= Martin Halliday =

British physician

Anthony Martin Halliday (19 August 1926 – 18 March 2008) was a British physician and consultant in clinical neurophysiology. He worked most of his career at the National Hospital for Neurology and Neurosurgery in London.

==Career==
Halliday was born on 19 August 1926 in Liverpool to William Reginald Halliday and Edith Hilda (née Macneile Dixon). His family history included numerous ancestors working in the field of medicine. Halliday was schooled at Dauntsey's School, he studied medicine at the University of Glasgow where he graduated in 1949. In 1950 he did his national service where he worked for the British Army physiological section. Halliday worked on finger tremor physiology, which seemed to be linked to sleepiness. His research was valuable as British pilots at times fell asleep while flying round the clock for the Berlin airlift. As such, it was noticed by Arnold Carmichael, the director of the neurophysiology unit of the National Hospital. Carmichael persuaded Halliday to come work at the National when he finished his national service in 1953. At first Halliday joined a research team, in 1961 he became a consultant in clinical neurophysiology and became the head of his own Medical Research Council.
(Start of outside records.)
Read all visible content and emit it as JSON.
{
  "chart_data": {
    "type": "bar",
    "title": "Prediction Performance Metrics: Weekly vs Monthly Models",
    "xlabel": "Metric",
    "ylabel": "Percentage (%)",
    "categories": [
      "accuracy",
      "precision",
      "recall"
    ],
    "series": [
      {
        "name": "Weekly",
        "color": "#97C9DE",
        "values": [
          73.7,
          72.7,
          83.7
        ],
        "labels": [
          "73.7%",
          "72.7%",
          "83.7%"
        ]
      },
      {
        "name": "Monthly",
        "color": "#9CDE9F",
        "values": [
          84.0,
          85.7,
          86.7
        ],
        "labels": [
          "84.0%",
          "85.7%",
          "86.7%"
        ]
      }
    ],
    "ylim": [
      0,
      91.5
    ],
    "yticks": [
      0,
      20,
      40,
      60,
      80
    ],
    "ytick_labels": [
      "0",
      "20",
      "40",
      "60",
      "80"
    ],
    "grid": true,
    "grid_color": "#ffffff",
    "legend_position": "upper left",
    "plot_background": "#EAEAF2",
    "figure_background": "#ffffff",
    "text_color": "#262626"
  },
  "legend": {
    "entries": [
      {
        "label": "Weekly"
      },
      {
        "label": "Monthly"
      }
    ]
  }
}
Halliday became interested in changes in brainwave patterns, caused by stimulation of the senses. He became best known for his work on pattern-reversal visual evoked potential. With Ian McDonald he developed a technique which led to laboratory tests for the diagnosis of multiple sclerosis.

In 1989 he became a Fellow of the Royal College of Physicians. He became a foreign member of the Royal Netherlands Academy of Arts and Sciences in 1991.

Halliday died on 28 March 2008, aged 81, after having suffered from pulmonary fibrosis.